Using that information, we can take further preventive measures to protect the system.
Prevention Techniques for Google Hacking attacks
There are a few steps that we can take to avoid leaking sensitive data to attackers using Google Dorks as listed below:
- Protect sensitive data with authentication for private information
- Don’t expose development systems to internet, if that is not possible restrict access using IP based restriction.
- Run regular vulnerability scans on your website/domain. A lot of the scanners now incorporate checks for popular Google Dork queries
- Run manual dork queries against your site to locate leaks before attackers do
- Add checks to your servers to find sensitive files in public directories such as any file with an extension other than a php/asp/html. These can we potential leaks
- If you find sensitive content exposed, you can request its removal by using the Google Search Console.
Conclusion
Google Hacking allows an attacker to perform reconnaissance against your organization in a passive way allowing them to collect information that can then be combined with other sources to give them a foot hold. Preventing such information leaks is a good way to protect the organizational systems and the techniques listed above can help with that.
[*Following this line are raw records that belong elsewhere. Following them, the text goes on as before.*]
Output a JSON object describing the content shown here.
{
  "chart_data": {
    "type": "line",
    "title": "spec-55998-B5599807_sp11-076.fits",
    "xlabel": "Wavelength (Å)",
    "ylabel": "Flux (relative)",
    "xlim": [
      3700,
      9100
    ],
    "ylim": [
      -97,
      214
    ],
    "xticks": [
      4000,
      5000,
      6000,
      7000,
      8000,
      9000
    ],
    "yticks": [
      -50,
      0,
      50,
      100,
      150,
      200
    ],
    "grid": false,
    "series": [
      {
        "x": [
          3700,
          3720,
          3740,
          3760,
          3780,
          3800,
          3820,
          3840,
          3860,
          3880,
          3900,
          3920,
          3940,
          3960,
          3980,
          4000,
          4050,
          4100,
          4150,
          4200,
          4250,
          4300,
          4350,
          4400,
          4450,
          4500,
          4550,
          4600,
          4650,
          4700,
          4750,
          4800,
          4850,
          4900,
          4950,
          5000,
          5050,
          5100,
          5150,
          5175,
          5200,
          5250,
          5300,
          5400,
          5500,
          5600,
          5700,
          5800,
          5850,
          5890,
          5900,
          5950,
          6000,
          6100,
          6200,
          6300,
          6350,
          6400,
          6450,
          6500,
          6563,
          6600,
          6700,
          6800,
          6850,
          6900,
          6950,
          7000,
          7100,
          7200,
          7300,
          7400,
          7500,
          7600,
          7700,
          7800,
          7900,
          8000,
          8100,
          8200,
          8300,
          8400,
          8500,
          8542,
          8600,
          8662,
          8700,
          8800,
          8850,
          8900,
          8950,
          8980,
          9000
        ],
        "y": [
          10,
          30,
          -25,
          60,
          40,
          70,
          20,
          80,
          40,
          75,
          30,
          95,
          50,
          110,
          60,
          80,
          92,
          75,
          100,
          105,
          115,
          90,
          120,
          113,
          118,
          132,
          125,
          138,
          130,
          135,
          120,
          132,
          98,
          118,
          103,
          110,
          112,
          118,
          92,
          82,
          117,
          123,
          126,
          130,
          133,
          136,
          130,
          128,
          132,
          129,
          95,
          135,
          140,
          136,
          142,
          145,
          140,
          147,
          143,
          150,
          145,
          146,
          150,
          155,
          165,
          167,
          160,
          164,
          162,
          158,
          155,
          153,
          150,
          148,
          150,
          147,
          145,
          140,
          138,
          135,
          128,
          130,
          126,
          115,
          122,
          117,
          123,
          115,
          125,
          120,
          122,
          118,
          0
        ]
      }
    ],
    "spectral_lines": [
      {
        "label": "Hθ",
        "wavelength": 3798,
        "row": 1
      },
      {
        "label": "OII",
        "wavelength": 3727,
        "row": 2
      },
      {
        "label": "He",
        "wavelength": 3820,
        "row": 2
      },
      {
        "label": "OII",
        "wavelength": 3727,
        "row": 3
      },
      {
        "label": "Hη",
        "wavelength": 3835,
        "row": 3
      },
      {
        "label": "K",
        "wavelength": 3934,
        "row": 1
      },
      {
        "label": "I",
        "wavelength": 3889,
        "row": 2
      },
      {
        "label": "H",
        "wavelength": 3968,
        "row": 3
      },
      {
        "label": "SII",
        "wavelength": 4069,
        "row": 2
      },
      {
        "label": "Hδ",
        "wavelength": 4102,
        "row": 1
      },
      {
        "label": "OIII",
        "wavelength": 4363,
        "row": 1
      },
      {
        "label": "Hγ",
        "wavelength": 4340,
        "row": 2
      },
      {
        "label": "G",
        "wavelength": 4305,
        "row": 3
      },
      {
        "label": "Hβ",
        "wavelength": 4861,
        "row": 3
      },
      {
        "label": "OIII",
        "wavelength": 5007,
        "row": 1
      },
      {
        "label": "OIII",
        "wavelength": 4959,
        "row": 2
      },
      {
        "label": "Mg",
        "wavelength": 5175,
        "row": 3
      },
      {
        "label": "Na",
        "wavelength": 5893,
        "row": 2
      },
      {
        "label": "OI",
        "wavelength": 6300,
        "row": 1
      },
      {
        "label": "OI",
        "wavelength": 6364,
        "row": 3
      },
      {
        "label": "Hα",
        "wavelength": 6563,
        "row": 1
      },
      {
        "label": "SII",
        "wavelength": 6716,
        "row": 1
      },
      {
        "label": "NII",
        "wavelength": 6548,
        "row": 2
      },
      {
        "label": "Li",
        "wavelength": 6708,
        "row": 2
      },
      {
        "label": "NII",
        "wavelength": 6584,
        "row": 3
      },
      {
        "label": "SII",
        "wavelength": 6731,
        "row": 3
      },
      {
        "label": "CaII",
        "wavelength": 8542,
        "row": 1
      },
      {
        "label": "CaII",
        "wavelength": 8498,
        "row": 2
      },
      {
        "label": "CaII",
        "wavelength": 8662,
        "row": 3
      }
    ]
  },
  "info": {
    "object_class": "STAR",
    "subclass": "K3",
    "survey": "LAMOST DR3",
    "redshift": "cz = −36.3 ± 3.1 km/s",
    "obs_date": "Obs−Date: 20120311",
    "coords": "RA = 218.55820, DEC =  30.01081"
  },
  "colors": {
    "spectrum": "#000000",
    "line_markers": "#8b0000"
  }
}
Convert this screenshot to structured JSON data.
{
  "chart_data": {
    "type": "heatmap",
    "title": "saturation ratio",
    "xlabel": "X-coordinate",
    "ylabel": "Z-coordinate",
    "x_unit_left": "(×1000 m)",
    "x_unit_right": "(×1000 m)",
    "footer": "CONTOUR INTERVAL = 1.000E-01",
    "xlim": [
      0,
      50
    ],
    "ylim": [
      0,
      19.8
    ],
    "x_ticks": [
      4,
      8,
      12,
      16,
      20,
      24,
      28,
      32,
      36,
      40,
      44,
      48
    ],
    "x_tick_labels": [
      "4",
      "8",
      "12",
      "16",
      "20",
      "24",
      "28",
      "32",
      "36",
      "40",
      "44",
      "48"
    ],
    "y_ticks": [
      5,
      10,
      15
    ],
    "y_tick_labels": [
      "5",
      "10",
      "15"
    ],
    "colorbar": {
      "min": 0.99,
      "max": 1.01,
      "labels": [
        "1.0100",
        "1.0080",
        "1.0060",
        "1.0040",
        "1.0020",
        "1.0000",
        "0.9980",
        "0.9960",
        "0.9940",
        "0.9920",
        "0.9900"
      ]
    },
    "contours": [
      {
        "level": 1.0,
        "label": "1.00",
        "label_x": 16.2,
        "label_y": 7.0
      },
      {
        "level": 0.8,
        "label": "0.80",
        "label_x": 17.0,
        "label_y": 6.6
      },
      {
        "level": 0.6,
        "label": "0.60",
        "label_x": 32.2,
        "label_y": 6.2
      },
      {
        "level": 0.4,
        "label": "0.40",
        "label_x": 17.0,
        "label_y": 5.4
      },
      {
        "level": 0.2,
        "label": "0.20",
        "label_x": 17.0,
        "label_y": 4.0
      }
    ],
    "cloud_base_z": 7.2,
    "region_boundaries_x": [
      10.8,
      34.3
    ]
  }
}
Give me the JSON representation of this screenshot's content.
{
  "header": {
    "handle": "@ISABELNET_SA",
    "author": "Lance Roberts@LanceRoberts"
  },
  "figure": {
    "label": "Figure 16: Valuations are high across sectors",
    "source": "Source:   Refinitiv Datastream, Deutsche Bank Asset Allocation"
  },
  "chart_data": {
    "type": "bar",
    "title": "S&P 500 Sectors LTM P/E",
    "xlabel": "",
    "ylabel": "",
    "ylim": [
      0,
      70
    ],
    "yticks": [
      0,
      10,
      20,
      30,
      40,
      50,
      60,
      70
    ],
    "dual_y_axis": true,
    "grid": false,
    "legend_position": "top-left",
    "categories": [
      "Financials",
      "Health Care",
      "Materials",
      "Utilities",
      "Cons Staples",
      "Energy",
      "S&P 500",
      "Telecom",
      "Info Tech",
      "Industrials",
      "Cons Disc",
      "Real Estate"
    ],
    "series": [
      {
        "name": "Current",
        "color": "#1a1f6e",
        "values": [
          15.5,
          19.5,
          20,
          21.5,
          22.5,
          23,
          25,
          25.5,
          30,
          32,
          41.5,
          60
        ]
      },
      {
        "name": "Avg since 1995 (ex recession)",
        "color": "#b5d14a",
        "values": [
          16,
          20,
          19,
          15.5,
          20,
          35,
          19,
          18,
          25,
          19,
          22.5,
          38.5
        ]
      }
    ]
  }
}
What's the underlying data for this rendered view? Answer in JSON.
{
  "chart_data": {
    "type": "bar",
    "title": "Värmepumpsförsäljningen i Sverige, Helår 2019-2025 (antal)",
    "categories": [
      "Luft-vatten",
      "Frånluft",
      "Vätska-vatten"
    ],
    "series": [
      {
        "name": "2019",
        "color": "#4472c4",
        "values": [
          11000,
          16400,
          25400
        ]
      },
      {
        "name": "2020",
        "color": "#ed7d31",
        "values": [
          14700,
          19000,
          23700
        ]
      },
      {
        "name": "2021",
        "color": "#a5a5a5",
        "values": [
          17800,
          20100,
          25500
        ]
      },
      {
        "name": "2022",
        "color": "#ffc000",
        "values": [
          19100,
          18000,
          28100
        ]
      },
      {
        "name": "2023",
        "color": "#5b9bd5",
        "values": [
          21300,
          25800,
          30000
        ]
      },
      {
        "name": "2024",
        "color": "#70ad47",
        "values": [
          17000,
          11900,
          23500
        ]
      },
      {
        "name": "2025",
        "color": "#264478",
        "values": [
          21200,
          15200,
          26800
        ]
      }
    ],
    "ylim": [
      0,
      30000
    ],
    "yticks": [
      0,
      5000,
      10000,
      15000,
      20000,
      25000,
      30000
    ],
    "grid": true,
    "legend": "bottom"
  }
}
We can also subscribe to services that perform these checks on your behalf.
We covered some of the techniques available to detect and prevent Google Hacking attacks in the paper and while the techniques discussed will not protect against all attacks, they will reduce the attack surface and protect you against most attackers.
Note: This was originally written as a paper for one of my classes at EC-Council University in Q2 2021, which is why the tone is a lot more formal than my regular posts.